All are instances that record the relation of the "abstract", "economic" concept of mode of production and productive forces with that of the more "concrete", "political" concept of imperialism. A contradictory relation for the U.S.A., which has gone from possession of some 60% of the worlds' productive force organized under capitalism to an ever shriveling percentage in the low teens today, a state that is now utterly dependent on China to supply its own citizens with many of the consumables of everyday life that it can no longer produce itself, where even more tellingly, its once mighty machine tool industry has simply dropped out of the international rankings of the larger economies of the world - how is that for the "independence of politics"? These are facts that compel this state to enforce its continuing global command over the mode of production by "extra-economic" means - military aggression in the Nazi style - for predatory financial effect. All of this should be palpably clear to those who have managed to pull their heads out of their own "conscience".

So, if Mr. Makiya is having trouble writing his last book on Iraq - and it will be his last, not because he has decided so, but because Iraq will likely cease to exist - may a course of inquiry be suggested? Perhaps Mr. Makiya could investigate into the details of how the U.S. planned and carried out the destruction of Iraq. He could begin immediately on a most poignant note: the obviously deliberately "permitted" plundering of Iraqs' historical and archaeological treasures by Donald "Shit Happens" Rumsfeld, as so painfully recounted by Chalmers Johnson in his recently published "Nemesis", as it should grieve anyone with an "internationalist" conscience to witness what is more than the Iraq "national heritage" - though it is that as well - but the origins of the collective civilized heritage of all humanity, simply go up in smoke or disappear into the void of some capitalists' "private" collection. Truly another milestone of "Mongolian" proportions!

From there Mr. Makiya could go on to document how the U.S. has worked to deliberately promote the sectarian division of and subsequent civil war in Iraq. This is U.S. policy and not an "accident", as in the constant "collateral" slaughter of innocent civilians perpetrated by the U.S. around the world, nor is it some "incompetence" in the implementation of the "well-intentioned" plan. That is exactly what Cheney meant in 2006: It is all going to "plan", and hopefully this wonderful success can be extended to Iran.
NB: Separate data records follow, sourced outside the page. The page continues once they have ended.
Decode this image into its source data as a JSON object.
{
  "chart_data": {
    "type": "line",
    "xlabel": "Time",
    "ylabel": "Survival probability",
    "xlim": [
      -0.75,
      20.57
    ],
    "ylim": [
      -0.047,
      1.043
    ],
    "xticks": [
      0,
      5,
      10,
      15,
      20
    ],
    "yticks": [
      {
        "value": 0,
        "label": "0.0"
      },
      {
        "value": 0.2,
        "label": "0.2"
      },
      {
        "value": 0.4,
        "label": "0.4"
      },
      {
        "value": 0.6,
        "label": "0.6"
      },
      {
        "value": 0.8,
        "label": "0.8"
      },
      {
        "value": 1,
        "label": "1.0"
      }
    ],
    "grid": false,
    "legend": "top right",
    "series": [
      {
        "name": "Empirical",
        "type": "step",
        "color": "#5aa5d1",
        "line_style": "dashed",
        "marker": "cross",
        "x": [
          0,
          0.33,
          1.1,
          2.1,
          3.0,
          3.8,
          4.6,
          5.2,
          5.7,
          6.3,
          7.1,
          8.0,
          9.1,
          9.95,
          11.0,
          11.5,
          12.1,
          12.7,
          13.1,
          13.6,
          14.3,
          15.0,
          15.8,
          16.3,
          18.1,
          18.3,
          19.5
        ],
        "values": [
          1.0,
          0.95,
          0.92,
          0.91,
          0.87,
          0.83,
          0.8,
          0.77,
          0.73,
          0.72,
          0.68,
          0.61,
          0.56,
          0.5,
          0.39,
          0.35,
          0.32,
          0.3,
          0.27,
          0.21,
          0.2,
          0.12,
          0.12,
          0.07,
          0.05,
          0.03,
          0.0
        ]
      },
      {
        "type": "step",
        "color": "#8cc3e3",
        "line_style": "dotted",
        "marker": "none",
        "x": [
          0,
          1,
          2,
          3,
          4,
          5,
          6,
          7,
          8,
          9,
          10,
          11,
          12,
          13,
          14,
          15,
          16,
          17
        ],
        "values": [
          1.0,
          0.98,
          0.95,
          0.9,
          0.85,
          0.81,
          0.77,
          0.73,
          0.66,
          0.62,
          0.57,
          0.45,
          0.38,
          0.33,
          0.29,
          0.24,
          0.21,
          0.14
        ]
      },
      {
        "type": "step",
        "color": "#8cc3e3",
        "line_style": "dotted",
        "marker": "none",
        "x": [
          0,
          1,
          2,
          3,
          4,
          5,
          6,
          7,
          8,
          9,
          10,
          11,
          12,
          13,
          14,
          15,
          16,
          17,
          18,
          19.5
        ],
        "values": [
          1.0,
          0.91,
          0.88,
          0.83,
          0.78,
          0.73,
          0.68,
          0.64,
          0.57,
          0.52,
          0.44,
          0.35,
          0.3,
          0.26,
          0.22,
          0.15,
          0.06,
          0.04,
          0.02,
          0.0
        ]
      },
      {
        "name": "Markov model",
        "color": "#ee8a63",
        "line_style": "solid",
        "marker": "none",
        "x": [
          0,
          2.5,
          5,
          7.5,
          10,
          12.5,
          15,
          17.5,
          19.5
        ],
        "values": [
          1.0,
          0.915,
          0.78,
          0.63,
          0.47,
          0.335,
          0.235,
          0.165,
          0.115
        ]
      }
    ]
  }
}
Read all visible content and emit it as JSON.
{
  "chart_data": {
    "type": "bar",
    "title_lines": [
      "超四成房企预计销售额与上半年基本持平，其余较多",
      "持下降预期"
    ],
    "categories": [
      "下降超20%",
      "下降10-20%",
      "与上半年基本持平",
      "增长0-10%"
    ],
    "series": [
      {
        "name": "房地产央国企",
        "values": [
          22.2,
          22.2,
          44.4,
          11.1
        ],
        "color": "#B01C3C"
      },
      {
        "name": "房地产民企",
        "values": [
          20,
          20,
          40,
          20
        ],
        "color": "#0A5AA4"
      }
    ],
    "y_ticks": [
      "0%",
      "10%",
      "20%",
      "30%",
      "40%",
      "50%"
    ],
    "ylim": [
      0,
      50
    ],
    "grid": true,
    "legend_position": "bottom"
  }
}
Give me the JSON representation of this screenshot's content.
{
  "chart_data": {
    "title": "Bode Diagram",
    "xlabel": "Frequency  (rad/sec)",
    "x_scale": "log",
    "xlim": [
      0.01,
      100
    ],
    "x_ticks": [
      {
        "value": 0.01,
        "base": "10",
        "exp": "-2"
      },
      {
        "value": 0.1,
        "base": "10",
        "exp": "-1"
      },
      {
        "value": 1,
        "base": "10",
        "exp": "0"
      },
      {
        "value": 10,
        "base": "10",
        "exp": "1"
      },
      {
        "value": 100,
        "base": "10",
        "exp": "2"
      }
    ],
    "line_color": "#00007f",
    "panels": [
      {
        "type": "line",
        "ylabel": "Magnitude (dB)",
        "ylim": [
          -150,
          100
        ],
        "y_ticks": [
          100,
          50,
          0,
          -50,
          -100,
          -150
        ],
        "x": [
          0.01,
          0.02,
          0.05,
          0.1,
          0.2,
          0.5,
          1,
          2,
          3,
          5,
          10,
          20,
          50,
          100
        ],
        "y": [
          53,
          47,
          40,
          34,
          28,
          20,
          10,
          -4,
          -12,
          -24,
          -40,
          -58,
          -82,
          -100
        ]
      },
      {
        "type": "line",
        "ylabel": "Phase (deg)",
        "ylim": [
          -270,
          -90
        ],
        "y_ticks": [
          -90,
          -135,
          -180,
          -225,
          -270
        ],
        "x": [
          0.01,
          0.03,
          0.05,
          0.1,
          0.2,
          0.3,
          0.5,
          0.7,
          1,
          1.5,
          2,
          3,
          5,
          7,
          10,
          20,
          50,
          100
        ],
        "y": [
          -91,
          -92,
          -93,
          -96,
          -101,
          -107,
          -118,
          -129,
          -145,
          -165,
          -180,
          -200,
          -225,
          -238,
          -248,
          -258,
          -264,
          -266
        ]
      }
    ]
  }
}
Such is the reality of United States imperialism in the world today. One could perform a great service to humanity and describe that reality in concrete detail. That would be the first "duty of conscience" of a real internationalist: to give us a critical description of the greatest international barrier to global human progress today. Or one could continue as the neoconservative "useful idiot" (NYT, may be stale), a truly tragic and dismal prospect, blaming it all on "Arab depravity", ignoring the fact that the favored therapy, imperialist intervention and occupation under the optimal conditions of total control of Iraq, has manifestly "failed" in its therapeutic results, because, our dear dupe, it was never intended to "succeed" in this in the first place.

The fateful choice is Mr. Makiyas' still. In the spirit also of revolutionary optimism, it is never too late.